Des alliances seront passées avec le Royaume Ashanti, notamment avec le clan oyôkô, dont les ancêtres seraient originaires de Bouna.
A partir du 18e siècle, la puissance du Royaume de Bouna sera mise à rude épreuve par de nouveaux envahisseurs, les Abrons, fuyant la suprématie Ashanti. Malgré une vive résistance, les Koulango du sud du royaume (région de Nassian) seront envahis et soumis jusqu’au début du 20ème siècle au Royaume Abron. D’où l’influence de la culture Akan dans cette partie du Royaume.

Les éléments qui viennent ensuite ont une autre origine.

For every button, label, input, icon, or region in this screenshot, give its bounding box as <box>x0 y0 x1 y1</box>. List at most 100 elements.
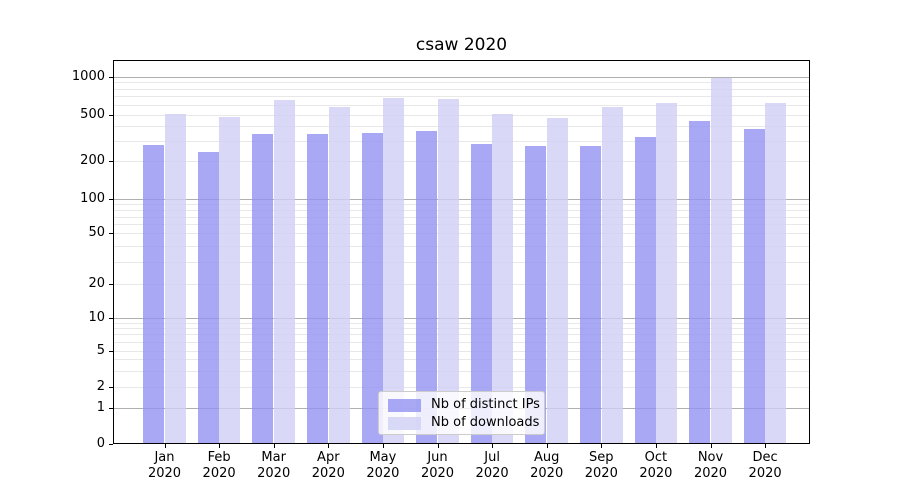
gridline-minor-70 <box>114 216 809 218</box>
x-tick-mark-feb <box>219 444 221 448</box>
x-tick-label-sep: Sep 2020 <box>573 450 629 482</box>
bar-downloads-apr <box>328 106 350 443</box>
x-tick-mark-jan <box>164 444 166 448</box>
gridline-minor-8 <box>114 328 809 330</box>
y-tick-label-5: 5 <box>96 342 105 358</box>
x-tick-mark-sep <box>601 444 603 448</box>
x-tick-month: Nov <box>697 450 724 465</box>
x-tick-label-oct: Oct 2020 <box>628 450 684 482</box>
x-tick-year: 2020 <box>639 466 673 481</box>
x-tick-mark-oct <box>655 444 657 448</box>
x-tick-month: Jan <box>154 450 175 465</box>
chart-title: csaw 2020 <box>415 35 508 55</box>
x-tick-month: Feb <box>207 450 231 465</box>
x-tick-mark-mar <box>273 444 275 448</box>
x-tick-month: Oct <box>644 450 668 465</box>
gridline-minor-3 <box>114 370 809 372</box>
x-tick-label-may: May 2020 <box>355 450 411 482</box>
y-tick-label-20: 20 <box>88 276 105 291</box>
y-tick-mark-10 <box>109 317 113 319</box>
x-tick-label-jun: Jun 2020 <box>410 450 466 482</box>
x-tick-month: May <box>369 450 397 465</box>
legend: Nb of distinct IPs Nb of downloads <box>378 391 545 435</box>
x-tick-year: 2020 <box>693 466 728 481</box>
y-tick-mark-2 <box>109 386 113 388</box>
x-tick-month: Aug <box>533 450 560 465</box>
bar-downloads-sep <box>601 106 623 443</box>
gridline-major-10 <box>114 317 809 319</box>
x-tick-label-dec: Dec 2020 <box>737 450 793 482</box>
y-tick-label-10: 10 <box>88 309 105 325</box>
legend-label-downloads: Nb of downloads <box>431 415 540 430</box>
bar-ips-jan <box>143 145 165 443</box>
gridline-minor-80 <box>114 210 809 212</box>
gridline-minor-400 <box>114 126 809 128</box>
x-tick-year: 2020 <box>748 466 782 481</box>
gridline-minor-60 <box>114 224 809 226</box>
x-tick-year: 2020 <box>147 466 182 481</box>
bar-ips-may <box>361 132 383 443</box>
x-tick-month: Sep <box>589 450 614 465</box>
x-tick-label-jul: Jul 2020 <box>464 450 520 482</box>
x-tick-year: 2020 <box>202 466 236 481</box>
y-tick-mark-50 <box>109 233 113 235</box>
gridline-minor-5 <box>114 350 809 352</box>
bar-downloads-jul <box>492 114 514 443</box>
y-tick-mark-200 <box>109 161 113 163</box>
bar-ips-dec <box>743 129 765 443</box>
legend-swatch-distinct-ips <box>388 398 421 412</box>
x-tick-month: Jul <box>484 450 500 465</box>
y-tick-mark-5 <box>109 350 113 352</box>
y-tick-label-0: 0 <box>96 436 105 451</box>
gridline-minor-9 <box>114 322 809 324</box>
gridline-minor-900 <box>114 82 809 84</box>
bar-downloads-jan <box>164 114 186 443</box>
gridline-minor-7 <box>114 334 809 336</box>
gridline-major-1000 <box>114 76 809 78</box>
bar-ips-nov <box>689 120 711 443</box>
y-tick-label-2: 2 <box>96 378 105 394</box>
bar-ips-oct <box>634 137 656 443</box>
gridline-minor-800 <box>114 88 809 90</box>
gridline-minor-300 <box>114 140 809 142</box>
y-tick-label-100: 100 <box>80 191 105 206</box>
y-tick-mark-500 <box>109 114 113 116</box>
x-tick-year: 2020 <box>420 466 455 481</box>
x-tick-label-aug: Aug 2020 <box>519 450 575 482</box>
gridline-minor-600 <box>114 104 809 106</box>
x-tick-year: 2020 <box>257 466 291 481</box>
plot-area <box>113 60 810 444</box>
y-tick-mark-1000 <box>109 76 113 78</box>
x-tick-mark-jun <box>437 444 439 448</box>
bar-ips-jun <box>416 131 438 443</box>
y-tick-mark-1 <box>109 408 113 410</box>
bar-downloads-feb <box>219 117 241 443</box>
legend-item-distinct-ips: Nb of distinct IPs <box>388 396 544 414</box>
x-tick-mark-nov <box>710 444 712 448</box>
gridline-minor-2 <box>114 386 809 388</box>
y-tick-label-1000: 1000 <box>71 68 105 84</box>
bar-ips-sep <box>579 146 602 443</box>
y-tick-mark-100 <box>109 199 113 200</box>
x-tick-year: 2020 <box>584 466 618 481</box>
x-tick-mark-jul <box>492 444 494 448</box>
x-tick-month: Dec <box>752 450 778 465</box>
y-tick-label-1: 1 <box>96 400 105 416</box>
legend-label-distinct-ips: Nb of distinct IPs <box>431 397 540 412</box>
gridline-major-100 <box>114 199 809 200</box>
y-tick-mark-20 <box>109 284 113 285</box>
gridline-minor-40 <box>114 245 809 247</box>
gridline-minor-6 <box>114 341 809 343</box>
gridline-minor-50 <box>114 233 809 235</box>
bar-ips-apr <box>306 134 329 443</box>
x-tick-label-feb: Feb 2020 <box>191 450 247 482</box>
x-tick-mark-aug <box>546 444 548 448</box>
bar-downloads-aug <box>546 117 569 443</box>
x-tick-year: 2020 <box>311 466 345 481</box>
gridline-minor-90 <box>114 204 809 206</box>
x-tick-label-mar: Mar 2020 <box>246 450 302 482</box>
bar-downloads-nov <box>710 77 732 443</box>
x-tick-year: 2020 <box>366 466 400 481</box>
y-tick-label-500: 500 <box>80 106 105 122</box>
gridline-minor-200 <box>114 161 809 163</box>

Vers la fin de l’année 1896, le royaume de Bouna fut mis à sac par les troupes de l’Almamy Samory Touré, conduites par son fils Saranké Mory. Près de 80% des villages disparurent à tout jamais. Quant à la ville de Bouna, elle fut détruite le lundi 6 décembre 1896. Sa population que Binger estimait en 1889 à près de 10.000 habitants passa à 1000 habitants environ.
Ces lourdes pertes en vies humaines amorcèrent le déclin du royaume, lequel déclin sera accentué, d’une part, par la colonisation, d’autre part, par la conversion progressive des koulango à la religion islamique.